Alors soyez courageux, soyez brave. Si personne n'est là pour croire en vous, faites le vous-même.
Et vous réussirez.
Je franchissais la porte du centre communautaire pour me diriger vers la salle où avait lieu les réunions de soutien. Plusieurs personnes me saluèrent en chemin, m'adressant des signes de tête ou de timides sourires.
– Bonsoir Jared, m'interpella Benny, l'organisateur, alors que j'entrais dans la pièce et refermais la porte derrière moi.
– Comment vas-tu, aujourd'hui ? s'exclama-t-il ensuite en venant me faire une accolade.
Je saluais joyeusement Benny et discutais quelques instant avec lui. Ce type était super, un vrai sain. Je l'appréciais énormément et ses inquiétudes sincères à mon égard étaient véritablement touchantes.
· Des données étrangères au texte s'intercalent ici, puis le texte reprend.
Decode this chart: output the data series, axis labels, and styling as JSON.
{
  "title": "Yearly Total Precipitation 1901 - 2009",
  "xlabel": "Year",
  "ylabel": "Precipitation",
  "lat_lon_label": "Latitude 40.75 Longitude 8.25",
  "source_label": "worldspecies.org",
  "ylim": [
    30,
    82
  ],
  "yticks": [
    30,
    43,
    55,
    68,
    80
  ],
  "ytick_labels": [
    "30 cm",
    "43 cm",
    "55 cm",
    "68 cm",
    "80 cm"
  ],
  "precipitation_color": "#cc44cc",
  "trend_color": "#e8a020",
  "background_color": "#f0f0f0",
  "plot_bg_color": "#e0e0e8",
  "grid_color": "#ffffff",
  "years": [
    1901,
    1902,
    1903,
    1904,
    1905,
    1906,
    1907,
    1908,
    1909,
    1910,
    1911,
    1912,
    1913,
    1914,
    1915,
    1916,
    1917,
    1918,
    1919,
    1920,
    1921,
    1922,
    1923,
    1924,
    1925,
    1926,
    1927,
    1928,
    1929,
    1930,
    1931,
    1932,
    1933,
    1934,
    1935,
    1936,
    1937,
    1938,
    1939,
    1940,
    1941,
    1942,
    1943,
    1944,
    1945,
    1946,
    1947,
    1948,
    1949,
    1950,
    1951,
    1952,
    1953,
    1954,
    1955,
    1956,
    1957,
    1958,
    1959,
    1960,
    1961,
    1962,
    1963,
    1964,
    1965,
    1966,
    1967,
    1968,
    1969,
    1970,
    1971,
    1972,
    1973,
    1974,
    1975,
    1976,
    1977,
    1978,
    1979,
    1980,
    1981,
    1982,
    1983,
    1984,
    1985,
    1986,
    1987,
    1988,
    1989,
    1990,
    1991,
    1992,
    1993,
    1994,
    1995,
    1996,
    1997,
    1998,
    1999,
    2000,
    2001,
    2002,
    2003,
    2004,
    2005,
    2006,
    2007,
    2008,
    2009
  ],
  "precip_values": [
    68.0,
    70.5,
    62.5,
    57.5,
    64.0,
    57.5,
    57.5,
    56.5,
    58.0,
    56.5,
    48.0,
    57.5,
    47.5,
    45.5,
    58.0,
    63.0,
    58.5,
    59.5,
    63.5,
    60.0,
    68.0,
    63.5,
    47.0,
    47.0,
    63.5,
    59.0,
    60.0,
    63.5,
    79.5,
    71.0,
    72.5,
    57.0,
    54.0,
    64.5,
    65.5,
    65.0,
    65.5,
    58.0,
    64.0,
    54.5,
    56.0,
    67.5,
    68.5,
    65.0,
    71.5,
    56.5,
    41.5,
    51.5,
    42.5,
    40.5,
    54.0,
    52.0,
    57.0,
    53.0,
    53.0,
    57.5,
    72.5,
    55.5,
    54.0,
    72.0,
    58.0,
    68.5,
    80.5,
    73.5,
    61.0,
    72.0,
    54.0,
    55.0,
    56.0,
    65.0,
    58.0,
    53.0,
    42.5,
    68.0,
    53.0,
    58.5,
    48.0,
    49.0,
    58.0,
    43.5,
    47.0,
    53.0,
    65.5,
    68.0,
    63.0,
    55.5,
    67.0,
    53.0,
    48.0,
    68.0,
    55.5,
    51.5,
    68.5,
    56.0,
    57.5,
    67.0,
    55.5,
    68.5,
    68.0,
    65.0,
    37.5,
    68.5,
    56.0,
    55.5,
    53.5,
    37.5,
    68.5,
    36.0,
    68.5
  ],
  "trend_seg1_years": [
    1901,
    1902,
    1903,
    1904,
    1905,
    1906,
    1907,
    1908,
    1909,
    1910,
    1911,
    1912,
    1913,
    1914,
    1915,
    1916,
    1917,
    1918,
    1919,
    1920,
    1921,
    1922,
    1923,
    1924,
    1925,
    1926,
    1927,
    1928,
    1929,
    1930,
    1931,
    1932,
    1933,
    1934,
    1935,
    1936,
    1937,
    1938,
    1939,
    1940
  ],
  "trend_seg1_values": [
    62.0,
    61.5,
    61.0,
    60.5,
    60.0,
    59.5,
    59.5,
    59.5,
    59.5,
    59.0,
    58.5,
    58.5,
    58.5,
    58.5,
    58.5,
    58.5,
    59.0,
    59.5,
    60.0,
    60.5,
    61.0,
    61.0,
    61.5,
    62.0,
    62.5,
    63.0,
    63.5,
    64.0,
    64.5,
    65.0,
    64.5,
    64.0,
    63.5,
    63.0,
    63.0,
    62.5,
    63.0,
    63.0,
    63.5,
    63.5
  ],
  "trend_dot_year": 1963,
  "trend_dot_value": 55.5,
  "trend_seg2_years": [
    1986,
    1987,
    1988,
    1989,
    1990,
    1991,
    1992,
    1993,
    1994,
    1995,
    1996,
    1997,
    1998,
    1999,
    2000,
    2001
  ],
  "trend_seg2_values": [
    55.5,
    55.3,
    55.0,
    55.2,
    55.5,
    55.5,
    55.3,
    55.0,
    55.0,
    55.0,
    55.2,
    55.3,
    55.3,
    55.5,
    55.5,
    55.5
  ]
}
Voilà presque deux ans que je venais, chaque mercredi, me confier et écouter les histoires d'autrui. Au début, je me rendais aux réunions avec mon meilleur ami, Clyde. C'était lui qui m'avait poussé à y participer pour affronter mes addictions, dépasser ma colère et éloigner les démons du passé. Clyde n'avait pas eu une vie facile non plus, vraiment pas ; alors nous avions convenu d'y aller ensemble. Il était comme un frère pour moi, je l'aimais profondément et son soutien pendant les réunions m'était précieux . Néanmoins, depuis bientôt un an, il avait déménagé sur la côte Ouest avec sa copine pour élever leur bébé, mon adore filleul, donc maintenant je venais seul.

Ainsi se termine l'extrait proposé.